After a period of months between October 2014 and April 2015, the Shanghai Stock Exchange witnessed a remarkable increase of 150%. It was natural, as is the case in all economies of the world, that things ended in a bubble and a selling wave, but this time the dealers erred by focusing on the Chinese financial market In this large volume of turnout and dealing, while the signs of weakness in the Chinese economy were clear and were not hidden from one of the series of reforms that China has initiated, which is supposed to be an incentive for dealers to monitor what will happen, especially since the slowdown The Chinese economy is taking place at a time when the economies of the West, the first partner of the Chinese market, have not yet recovered.
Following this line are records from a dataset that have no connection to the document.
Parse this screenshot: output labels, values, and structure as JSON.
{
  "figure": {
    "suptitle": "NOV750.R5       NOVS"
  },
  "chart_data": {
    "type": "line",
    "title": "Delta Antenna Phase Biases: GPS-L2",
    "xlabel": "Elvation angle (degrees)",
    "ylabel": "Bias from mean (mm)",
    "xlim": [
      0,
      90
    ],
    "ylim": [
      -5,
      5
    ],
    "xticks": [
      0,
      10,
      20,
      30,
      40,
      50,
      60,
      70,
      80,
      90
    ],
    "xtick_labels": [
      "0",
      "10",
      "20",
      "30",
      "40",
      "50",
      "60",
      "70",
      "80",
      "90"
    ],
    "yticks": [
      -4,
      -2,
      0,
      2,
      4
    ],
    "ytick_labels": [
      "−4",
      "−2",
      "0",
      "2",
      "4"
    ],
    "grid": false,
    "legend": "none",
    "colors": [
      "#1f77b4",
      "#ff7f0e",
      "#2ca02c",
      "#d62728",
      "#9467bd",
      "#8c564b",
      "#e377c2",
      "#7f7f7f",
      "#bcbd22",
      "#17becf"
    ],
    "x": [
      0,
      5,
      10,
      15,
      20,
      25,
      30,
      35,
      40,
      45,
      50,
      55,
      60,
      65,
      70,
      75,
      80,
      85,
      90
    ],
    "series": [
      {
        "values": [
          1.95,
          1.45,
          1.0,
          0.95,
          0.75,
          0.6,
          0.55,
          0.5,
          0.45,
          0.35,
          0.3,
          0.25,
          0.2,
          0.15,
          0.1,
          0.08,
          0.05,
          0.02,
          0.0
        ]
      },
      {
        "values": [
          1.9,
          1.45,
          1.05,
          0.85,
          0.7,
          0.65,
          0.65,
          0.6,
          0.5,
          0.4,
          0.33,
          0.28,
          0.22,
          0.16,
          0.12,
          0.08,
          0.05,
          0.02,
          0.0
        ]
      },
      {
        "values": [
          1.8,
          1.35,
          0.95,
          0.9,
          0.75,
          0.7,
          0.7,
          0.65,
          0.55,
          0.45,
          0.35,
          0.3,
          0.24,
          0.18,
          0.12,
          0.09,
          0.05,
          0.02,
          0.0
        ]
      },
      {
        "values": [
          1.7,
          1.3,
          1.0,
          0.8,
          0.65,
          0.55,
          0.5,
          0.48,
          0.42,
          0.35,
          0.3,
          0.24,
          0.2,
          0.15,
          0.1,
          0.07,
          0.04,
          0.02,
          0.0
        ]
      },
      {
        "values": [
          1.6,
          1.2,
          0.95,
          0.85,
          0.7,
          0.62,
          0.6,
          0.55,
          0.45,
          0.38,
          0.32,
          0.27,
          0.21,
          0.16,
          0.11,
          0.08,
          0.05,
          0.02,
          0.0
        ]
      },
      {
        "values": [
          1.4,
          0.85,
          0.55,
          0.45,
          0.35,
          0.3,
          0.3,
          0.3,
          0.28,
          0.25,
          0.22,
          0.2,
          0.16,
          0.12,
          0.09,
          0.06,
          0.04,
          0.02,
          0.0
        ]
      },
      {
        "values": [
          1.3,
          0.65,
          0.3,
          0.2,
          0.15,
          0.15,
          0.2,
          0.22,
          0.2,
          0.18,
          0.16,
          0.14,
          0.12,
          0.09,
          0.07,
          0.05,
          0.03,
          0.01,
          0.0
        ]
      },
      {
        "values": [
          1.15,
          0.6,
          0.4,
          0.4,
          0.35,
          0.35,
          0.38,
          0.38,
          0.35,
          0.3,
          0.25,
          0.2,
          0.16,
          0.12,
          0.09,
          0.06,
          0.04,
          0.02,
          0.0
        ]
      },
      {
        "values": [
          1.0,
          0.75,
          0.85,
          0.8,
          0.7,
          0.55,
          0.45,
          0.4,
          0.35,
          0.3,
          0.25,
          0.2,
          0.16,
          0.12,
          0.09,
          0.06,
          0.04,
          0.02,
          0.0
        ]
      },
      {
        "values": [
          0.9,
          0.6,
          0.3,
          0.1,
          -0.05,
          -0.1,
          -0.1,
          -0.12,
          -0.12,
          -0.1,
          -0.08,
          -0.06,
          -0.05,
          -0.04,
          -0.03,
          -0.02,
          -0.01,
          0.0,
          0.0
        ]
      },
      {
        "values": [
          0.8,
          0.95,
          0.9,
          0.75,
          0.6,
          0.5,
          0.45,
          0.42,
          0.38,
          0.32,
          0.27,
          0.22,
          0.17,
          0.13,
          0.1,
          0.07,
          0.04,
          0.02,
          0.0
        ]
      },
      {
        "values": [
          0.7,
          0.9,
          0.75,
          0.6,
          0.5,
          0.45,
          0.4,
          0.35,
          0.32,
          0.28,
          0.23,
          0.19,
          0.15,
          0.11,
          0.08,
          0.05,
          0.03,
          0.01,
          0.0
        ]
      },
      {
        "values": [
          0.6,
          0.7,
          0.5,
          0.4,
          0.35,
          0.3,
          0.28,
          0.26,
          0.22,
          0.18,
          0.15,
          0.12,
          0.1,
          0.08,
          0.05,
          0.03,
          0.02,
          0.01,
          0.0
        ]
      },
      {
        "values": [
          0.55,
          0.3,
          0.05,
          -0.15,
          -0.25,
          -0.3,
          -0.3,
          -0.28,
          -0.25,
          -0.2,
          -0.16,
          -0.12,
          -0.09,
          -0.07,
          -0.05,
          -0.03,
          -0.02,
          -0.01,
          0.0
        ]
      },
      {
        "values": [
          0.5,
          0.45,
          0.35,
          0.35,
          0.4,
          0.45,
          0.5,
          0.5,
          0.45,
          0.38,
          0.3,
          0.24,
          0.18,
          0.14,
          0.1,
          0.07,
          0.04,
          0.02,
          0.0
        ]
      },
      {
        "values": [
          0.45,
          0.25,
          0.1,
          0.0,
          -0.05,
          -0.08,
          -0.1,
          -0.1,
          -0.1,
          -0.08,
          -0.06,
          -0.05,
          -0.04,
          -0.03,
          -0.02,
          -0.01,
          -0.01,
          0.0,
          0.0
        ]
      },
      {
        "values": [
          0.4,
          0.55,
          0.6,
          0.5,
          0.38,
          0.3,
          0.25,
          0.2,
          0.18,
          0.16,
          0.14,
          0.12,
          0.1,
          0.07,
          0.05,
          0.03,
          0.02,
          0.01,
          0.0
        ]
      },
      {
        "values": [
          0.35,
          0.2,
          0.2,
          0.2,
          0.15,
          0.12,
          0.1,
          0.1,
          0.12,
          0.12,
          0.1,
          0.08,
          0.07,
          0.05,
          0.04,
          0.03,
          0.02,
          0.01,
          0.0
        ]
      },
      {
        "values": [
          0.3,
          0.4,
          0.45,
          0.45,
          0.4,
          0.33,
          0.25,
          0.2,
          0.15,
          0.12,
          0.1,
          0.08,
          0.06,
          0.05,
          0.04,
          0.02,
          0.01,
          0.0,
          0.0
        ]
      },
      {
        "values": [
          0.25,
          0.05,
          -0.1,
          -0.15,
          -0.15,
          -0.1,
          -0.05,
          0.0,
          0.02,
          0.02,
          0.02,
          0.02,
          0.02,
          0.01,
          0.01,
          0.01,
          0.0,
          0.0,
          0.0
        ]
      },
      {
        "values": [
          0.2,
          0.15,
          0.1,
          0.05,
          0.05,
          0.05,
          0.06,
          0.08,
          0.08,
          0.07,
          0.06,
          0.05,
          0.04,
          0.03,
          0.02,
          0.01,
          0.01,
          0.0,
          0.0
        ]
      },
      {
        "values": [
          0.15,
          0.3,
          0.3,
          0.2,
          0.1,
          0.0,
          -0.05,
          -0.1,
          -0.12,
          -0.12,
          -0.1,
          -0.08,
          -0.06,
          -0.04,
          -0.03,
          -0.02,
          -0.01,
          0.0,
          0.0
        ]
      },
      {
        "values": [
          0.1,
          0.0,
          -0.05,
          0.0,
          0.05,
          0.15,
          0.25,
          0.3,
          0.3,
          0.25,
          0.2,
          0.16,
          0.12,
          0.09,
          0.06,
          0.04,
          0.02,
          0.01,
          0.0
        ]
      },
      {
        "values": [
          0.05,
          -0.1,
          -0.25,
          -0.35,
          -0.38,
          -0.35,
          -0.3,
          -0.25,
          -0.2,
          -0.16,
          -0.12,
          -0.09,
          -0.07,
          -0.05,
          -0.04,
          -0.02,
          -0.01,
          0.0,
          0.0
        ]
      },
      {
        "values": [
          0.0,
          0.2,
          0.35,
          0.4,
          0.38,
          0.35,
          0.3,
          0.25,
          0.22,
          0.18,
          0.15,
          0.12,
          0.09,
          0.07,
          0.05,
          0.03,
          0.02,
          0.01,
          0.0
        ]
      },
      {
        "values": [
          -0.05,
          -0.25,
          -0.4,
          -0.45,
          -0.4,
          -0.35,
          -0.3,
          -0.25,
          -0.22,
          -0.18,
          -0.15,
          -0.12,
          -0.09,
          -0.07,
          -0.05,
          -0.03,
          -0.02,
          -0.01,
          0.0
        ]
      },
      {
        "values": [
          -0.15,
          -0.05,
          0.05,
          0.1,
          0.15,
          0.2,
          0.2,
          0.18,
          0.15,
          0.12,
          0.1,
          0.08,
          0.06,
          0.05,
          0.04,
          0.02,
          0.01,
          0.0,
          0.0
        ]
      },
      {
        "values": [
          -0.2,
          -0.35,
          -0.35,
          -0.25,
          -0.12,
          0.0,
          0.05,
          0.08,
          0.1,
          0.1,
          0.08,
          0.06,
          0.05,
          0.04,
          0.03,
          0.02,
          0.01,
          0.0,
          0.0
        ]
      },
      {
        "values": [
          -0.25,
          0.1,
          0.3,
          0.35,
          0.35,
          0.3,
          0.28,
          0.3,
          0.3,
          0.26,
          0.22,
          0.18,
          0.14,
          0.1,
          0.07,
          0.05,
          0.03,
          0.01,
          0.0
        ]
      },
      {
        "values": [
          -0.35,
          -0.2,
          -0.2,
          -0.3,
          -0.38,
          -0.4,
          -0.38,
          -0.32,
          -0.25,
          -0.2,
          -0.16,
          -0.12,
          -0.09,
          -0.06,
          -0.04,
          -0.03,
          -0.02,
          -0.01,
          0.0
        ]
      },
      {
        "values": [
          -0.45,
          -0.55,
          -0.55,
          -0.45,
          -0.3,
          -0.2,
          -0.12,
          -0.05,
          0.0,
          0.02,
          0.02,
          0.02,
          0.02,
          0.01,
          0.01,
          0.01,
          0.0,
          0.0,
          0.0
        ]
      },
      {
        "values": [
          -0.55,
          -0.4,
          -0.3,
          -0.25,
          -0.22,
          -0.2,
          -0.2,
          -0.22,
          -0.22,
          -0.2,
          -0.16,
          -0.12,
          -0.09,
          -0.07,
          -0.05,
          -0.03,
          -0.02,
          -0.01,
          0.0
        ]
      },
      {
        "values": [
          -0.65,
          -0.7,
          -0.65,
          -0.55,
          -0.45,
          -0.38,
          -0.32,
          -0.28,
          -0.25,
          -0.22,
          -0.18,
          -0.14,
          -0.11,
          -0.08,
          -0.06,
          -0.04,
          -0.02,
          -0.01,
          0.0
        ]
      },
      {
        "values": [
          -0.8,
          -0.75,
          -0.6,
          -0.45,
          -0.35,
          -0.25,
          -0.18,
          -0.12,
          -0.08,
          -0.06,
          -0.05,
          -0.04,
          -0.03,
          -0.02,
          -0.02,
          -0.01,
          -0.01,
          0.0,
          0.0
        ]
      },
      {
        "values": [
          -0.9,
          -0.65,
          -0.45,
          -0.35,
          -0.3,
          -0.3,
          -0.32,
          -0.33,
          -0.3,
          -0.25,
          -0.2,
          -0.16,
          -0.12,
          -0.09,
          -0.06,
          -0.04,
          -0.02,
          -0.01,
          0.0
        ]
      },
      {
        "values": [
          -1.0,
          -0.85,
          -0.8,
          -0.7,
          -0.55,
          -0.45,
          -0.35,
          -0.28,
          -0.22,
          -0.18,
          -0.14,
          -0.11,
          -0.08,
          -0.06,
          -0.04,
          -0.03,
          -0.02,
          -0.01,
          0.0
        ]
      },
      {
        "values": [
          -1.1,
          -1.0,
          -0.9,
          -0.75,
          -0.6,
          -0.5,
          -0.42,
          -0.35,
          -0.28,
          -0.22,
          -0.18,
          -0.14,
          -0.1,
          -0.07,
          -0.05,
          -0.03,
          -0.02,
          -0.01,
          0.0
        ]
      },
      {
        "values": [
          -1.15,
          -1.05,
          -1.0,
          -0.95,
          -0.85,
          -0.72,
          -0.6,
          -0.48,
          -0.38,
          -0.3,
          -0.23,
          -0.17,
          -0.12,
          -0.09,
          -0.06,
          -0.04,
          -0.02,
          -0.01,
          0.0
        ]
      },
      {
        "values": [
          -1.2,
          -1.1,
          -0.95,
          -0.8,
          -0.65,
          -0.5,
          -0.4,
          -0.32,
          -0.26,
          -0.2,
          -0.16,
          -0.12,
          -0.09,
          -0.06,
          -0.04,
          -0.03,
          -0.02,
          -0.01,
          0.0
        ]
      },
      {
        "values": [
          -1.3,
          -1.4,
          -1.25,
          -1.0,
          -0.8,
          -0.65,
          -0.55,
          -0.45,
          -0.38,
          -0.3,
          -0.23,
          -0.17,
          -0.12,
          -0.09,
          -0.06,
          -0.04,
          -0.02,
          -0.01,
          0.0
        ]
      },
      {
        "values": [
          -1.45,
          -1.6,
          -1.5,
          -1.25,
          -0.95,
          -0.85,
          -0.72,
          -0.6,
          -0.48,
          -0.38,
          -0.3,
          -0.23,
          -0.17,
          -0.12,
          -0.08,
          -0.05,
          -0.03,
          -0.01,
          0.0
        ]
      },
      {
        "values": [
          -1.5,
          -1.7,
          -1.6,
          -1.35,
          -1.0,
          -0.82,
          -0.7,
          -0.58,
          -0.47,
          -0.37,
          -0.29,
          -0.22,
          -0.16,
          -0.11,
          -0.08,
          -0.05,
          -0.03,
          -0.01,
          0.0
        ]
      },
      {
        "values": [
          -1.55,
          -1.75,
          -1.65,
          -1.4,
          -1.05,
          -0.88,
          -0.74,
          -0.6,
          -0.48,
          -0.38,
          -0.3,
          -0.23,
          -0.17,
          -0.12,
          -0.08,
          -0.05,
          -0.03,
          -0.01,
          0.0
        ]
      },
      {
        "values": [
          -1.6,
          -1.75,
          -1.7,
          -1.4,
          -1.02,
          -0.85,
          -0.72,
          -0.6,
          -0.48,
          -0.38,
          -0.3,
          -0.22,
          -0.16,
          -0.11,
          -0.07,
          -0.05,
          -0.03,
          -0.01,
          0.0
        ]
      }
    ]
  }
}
After the heyday, when the Chinese economy experienced a growth rate that ranged between 10 percent and 11 percent, the latter fell to about 7 percent, with the Chinese authorities adopting the experience of the internal market as an engine of the economy, not exports, with a population density of more than one billion people. But the scheme is one thing and the reality is something else. Today, the Chinese economy represents 15 percent of the world’s gross domestic product, and the possibility of its decline comes with the decline in internal economic growth, and therefore, this decline will directly affect the global economy.